Most performance concerns can be summarized by 4 questions:
- What am I getting?
- Is that what I should be getting?
- If not, why not?
- What, if anything, can I do about it?
Characterize workload in terms of
- Size (KB/IO)
- Direction (read/write)
Performance triage domains
- IP network
- Data mover
- Fibre channel
- Storage processors
- More fibre channel
- Disk drives
Celerra Volume Stack
Basic volume (dvols)
Identify the protocol(s) in use
server_stats server_5 -summary cifs,nfs -interval 10 -count 6
server_stats server_5 -summary nfs -interval 10 -count 6
server_stats server_5 -table nfs -interval 10 -count 6
- Operations will break down between v3Write, v3Create, etc.
server_stats server_5 -table fsvol -interval 10 -count 6
- Correlates the filesystem with the meta-volumes
- The percentage contribution of write requests for each meta-volume is shown (“FS Write Reqs %”)
server_stats server_5 -table dvol -interval 10 -count 6
- Shows the write distribution across all volumes
- AVM will work hard to prevent disk overlap for a filesystem
- Slice your stripes, don’t stripe your slices (basically create the stripe across all volumes first, then slice those up as needed)
- root_ldisk – log disk, high activity on this disk will mean lots of log activity in the server_log.

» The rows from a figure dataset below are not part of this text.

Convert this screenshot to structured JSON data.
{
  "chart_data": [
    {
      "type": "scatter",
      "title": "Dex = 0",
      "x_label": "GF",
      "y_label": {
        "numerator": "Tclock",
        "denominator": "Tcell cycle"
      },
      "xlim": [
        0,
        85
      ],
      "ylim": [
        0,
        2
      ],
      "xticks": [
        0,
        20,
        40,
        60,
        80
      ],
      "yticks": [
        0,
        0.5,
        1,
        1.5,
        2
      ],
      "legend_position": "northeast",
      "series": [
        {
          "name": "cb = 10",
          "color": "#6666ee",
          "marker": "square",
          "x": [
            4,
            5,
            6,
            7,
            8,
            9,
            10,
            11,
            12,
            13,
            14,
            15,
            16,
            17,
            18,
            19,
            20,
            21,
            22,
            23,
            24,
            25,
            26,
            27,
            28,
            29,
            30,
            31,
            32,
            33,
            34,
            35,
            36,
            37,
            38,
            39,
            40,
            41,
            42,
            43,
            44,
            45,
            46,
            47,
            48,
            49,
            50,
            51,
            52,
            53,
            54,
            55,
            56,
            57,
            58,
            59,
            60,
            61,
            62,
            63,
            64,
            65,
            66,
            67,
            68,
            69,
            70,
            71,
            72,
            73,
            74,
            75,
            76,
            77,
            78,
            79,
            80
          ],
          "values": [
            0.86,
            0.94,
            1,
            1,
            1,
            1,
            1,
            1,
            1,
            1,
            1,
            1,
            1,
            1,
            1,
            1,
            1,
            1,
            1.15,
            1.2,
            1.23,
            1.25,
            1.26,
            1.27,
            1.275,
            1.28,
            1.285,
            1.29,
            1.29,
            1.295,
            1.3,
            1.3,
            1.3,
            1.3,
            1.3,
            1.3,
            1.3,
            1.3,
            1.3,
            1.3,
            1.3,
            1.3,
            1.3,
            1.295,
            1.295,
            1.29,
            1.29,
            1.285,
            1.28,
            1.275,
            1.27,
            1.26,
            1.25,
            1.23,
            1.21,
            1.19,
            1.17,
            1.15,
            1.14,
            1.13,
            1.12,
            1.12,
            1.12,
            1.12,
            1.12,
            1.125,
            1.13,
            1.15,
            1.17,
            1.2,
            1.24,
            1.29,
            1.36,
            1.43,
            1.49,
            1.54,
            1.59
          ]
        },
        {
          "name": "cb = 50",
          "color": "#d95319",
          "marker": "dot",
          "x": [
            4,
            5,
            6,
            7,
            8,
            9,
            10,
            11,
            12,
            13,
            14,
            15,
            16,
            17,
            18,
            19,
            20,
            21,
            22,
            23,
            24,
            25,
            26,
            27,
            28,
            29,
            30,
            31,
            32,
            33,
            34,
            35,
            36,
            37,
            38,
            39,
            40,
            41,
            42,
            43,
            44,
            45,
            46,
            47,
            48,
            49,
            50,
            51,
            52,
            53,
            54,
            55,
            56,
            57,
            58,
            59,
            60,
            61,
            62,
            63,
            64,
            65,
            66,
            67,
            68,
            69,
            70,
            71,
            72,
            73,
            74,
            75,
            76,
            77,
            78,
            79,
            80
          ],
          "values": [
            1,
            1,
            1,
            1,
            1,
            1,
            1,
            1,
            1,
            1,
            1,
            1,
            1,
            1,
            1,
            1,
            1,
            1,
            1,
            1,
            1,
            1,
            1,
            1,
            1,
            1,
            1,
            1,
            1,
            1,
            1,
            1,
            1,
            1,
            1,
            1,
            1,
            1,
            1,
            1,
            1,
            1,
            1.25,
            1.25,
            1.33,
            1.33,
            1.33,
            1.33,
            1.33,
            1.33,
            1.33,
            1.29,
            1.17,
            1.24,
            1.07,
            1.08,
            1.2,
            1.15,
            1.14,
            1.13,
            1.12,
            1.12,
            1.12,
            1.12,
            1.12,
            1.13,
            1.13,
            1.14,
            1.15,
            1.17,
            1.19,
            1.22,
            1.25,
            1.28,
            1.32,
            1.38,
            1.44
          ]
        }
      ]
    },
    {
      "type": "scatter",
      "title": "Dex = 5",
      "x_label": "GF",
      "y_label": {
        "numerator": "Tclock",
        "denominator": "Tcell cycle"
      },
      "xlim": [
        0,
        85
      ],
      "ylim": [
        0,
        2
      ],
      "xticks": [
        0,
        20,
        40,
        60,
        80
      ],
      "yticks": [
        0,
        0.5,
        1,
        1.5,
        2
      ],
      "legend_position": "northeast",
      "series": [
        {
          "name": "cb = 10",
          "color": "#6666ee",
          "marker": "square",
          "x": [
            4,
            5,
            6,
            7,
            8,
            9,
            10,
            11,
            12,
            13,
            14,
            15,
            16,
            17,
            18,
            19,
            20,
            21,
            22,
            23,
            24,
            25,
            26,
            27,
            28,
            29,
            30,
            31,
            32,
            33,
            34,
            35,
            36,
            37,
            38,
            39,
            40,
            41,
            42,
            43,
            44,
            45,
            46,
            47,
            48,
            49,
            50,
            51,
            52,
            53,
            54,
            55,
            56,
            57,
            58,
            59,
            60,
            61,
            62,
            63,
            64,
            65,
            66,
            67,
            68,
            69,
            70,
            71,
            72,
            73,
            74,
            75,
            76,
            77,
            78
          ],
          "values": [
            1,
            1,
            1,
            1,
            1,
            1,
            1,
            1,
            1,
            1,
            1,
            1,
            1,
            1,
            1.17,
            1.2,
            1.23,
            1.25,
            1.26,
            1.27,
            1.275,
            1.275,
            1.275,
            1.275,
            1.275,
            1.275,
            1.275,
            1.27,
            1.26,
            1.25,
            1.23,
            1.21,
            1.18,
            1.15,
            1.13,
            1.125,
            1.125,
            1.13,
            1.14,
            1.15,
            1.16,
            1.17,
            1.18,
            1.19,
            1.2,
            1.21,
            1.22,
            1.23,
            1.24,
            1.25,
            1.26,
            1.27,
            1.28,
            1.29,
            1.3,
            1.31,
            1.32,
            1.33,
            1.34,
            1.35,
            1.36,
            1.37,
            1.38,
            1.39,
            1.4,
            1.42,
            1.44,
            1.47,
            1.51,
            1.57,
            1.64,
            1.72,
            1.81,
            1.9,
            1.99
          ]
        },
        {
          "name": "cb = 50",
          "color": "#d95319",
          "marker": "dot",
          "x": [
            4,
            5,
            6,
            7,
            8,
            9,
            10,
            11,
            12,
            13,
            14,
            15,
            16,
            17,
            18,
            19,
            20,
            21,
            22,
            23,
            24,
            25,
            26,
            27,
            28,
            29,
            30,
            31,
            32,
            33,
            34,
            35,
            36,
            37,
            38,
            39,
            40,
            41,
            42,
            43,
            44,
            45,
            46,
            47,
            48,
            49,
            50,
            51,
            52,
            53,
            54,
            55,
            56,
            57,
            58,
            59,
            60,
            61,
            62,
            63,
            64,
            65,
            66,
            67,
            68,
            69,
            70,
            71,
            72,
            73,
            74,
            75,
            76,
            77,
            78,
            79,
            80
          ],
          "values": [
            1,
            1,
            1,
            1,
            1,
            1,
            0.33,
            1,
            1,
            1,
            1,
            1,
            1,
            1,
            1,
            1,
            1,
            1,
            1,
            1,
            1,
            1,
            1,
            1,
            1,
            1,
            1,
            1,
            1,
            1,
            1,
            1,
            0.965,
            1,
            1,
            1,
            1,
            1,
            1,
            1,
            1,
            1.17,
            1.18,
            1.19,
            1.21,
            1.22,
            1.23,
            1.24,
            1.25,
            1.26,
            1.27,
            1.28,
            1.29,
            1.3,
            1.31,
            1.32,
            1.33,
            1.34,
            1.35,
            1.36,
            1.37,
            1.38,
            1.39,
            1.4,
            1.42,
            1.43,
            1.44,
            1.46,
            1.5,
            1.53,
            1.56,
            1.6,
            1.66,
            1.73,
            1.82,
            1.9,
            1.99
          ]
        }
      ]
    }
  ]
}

The ufslog hit high threshold. But is it a problem?
- Data mover memory includes inodes and data blocks
- Data mover cache is write-through, meaning that data needs to be destaged from cache before it will acknowledge to the host. This is because the cache is not protected from power loss.
- When writes are coming in, data blocks are updated, and inodes need to be updated.
- Inode updates are writing to the ufslog staging buffer.
- The staging buffer contains uxfs log transactions and then destages to disk.
- Ufslog hit high threshold means in in-memory copies of uxfs log transactions which have already been written to disk could not be retired because the dirty meta data to which they point has not yet been flushed to the filesystem metavolume
- This message indicates contention at the filesystem metavolume, not the ufslog volume.
- If ufslog is an issue, the error message will be “staging buffer full, using next one”. One periodically is not an issue. It’s actually good that the buffer is being use. Only if you get a lot of these per second.
nas_disk -l | grep root_ldisk
navicli -h spa getlun 1 -rwr -brw -wch (read write rate, blocks read/written, write cache hit)
For IOPS, 8 threads of I/O will yield the greatest increases. 8 to 64 threads yields nominal improvement.
nas_fs -I fs1
nas_disk -I d38
- Look at stor_dev (hex) and convert to decimal
navicli -h spa getlun 27 -rwr -brw -wch
- Blocks written / write requests = blocks per write (multiply by 512 bytes to get block size)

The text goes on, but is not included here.